Clean Laffs III
When Adam stayed out very late for a few nights, Eve
became upset. "You're running around with other women,"
she told her mate.
"Eve, honey, you're being unreasonable," Adam responded.
"You know you're the only woman on earth." The quarrel
continued until Adam fell asleep, only to be awakened by
a strange pain in his side. It was Eve poking him about
the torso.
"What do you think you're doing?" Adam demanded.
"Counting your ribs," said Eve.
[Supposedly a true story... but who can tell?]
Frederick William I, who ruled Prussia in the early
eighteenth century, was an eccentric who stood on no
ceremony at all. He walked the streets of Berlin
unattended, and when anyone displeased him he did not
hesitate to use his walking stick to beat the hapless
innocent.
It is no wonder, then, that when the Berliners saw him
coming they quickly left the vicinity. One time, as
Frederick was pounding down one of the streets, a citizen
spied him, but too late, and his attempt to slide quietly
into a doorway proved a failure.
"You," called out Frederick, "where are you going?"
"Into the house, Your Majesty," replied the trembling
citizen.
"Is it your house?"
No, Your Majesty."
"Why are you going in, then?"
The poor man, fearing he might be accused of burglary and
at his wit's end, finally decided to tell truth, and
said, "In order to avoid you, Your Majesty."
Frederick frowned. "To avoid me? Why?"
"Because I fear you, Your Majesty."
Frederick turned red and, lifting his walking stick,
began beating the man crying, "You're not supposed to fear
me. You're supposed to love me, you scum, love me!"
A minister told his congregation, "Next week I plan to
preach about the sin of lying. To help you understand
my sermon, I want you all to read Mark 17. "
The following Sunday, as he prepared to deliver his sermon, the
minister asked for a show of hands. He wanted to know how
many had read Mark 17.
Every hand went up.
The minister smiled and said, "Mark has only 16 chapters.
I will now proceed with my sermon on the sin of lying."
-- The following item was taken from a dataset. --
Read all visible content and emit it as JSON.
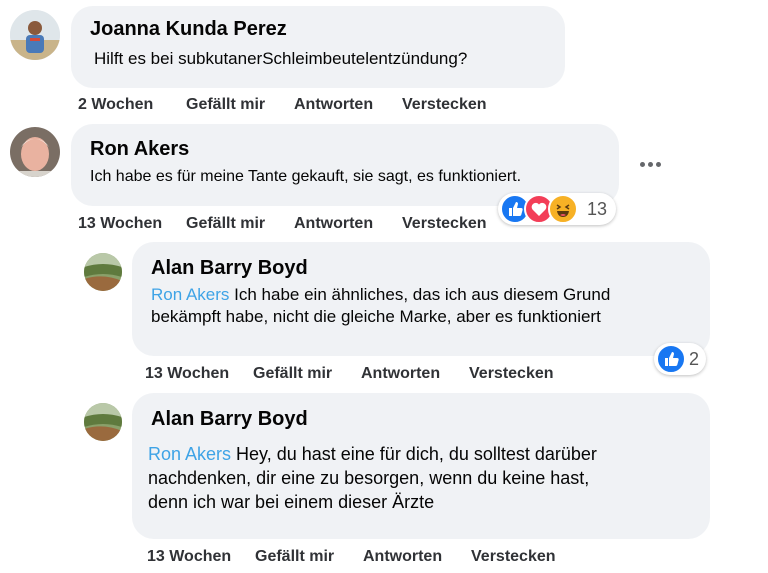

Guaranteed to Roll Your Eyes
A guy gets shipwrecked. When he wakes up, he's on a
beach. The sand is purple. He can't believe it. The sky
is purple. He walks around a bit and sees that there is
purple grass, purple birds and purple fruit on the purple
trees. He's shocked when he finds that his skin is
starting to turn purple too.
"Oh no!" he says, "I think I've been marooned!"